Int J Performability Eng ›› 2021, Vol. 17 ›› Issue (11): 926-937.

### A Highly Robust Heterogenous Deep Ensemble Assisted Multi-Feature Learning Model for Diabetic Mellitus Prediction

Sandeep Honnurappa and Bevoor Krishnappa Raghavendra

1. BGS Institute of Technology, Mandya, Visvesvaraya Technological University, Belagavi, 571448, India
• Submitted on  ;  Revised on  ; Accepted on
• Contact: *E-mail address: sandeep.h.edu@gmail.com

Abstract: In the present work we propose a novel heterogeneous deep ensemble based multi-feature learning environment for diabetic mellitus prediction.
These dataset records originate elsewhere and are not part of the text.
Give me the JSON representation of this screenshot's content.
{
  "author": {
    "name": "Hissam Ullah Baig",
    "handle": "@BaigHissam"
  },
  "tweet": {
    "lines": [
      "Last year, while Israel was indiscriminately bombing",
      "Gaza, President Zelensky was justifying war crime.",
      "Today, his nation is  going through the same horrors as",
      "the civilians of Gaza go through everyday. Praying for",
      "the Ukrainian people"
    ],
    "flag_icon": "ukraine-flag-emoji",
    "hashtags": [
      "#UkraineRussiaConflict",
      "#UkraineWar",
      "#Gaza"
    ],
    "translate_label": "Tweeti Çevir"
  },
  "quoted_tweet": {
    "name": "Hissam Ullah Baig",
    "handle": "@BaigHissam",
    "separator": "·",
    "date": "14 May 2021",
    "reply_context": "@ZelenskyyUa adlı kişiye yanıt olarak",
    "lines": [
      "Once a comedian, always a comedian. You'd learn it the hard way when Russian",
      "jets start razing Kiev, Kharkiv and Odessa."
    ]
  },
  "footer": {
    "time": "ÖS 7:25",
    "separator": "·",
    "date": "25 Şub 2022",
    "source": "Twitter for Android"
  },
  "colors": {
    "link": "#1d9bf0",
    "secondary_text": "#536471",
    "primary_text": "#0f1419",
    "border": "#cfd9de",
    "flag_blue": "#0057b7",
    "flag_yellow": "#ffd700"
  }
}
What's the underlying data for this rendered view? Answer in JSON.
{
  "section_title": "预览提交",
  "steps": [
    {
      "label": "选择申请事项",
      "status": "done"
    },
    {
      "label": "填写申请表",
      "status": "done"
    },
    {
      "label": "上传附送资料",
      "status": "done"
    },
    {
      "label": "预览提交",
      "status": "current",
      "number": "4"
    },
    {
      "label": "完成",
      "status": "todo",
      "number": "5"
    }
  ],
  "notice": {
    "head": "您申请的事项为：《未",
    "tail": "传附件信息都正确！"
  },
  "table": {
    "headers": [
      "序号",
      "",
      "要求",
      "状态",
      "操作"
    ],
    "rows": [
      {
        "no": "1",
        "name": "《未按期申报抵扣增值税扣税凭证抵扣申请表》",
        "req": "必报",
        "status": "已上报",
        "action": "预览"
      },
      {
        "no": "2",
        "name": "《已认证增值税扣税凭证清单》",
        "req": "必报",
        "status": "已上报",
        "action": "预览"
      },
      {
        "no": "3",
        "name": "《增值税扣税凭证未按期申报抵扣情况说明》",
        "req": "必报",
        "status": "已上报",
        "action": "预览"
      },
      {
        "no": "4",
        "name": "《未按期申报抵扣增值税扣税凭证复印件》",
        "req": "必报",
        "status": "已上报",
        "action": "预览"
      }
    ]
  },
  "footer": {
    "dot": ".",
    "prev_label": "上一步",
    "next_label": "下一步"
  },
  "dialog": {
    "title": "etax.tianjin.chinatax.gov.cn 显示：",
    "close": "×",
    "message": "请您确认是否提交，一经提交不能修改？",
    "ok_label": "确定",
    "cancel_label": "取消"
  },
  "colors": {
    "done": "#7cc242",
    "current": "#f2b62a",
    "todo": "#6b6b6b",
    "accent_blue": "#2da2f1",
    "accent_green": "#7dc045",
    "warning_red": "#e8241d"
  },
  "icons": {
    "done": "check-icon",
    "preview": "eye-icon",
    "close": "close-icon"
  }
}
The overall proposed model was designed in such manner that it addresses the key at hand problems like data or the class imbalance, low accuracy and lack of consensus. To achieve it, a multi-level enhancement approach where to address the problem of class-imbalance was performed, data sampling with 95% of confidence interval is performed. Different sampling approaches were applied such as random-sampling, down-sampling and synthetic minority oversampling technique (SMOTE). Once sample data is retrieved, we performed feature selection using different algorithms like Wilcoxon Significant Test, also called significant predictor test (SPR), Univariate Logistic Regression based feature selection (ULOGR), Cross-Correlation Analysis (CRA), Principle Component Analysis (PCA), Gini Score based significant feature selection (GSFR) and Information Gain based features (IGFR). The key purpose of applying different feature selection methods was to retain most suitable features for high accuracy with low computation. In the subsequent phase, we designed a first-of-its kind heterogenous deep ensemble model using Decision Tree (DT), Artificial Neural Network (ANN) with Radial Basis Function (RBF) and Levenberg Marquardt (LM) learning methods, Probabilistic Neural Network (PNN) and Support Vector Machine (SVM) algorithms as the base classifier. For the ensemble decision, Maximum Voting Ensemble (MVE) and Best Trained Ensemble (BTE) were applied for two-class classification, which predicts each sample of the Pima Indian dataset as diabetic or non-diabetic. The simulation-based performance comparison in terms of accuracy (91.56%), F-measure (0.91) and AUC (0.91) confirmed superiority of the proposed system over major existing approaches.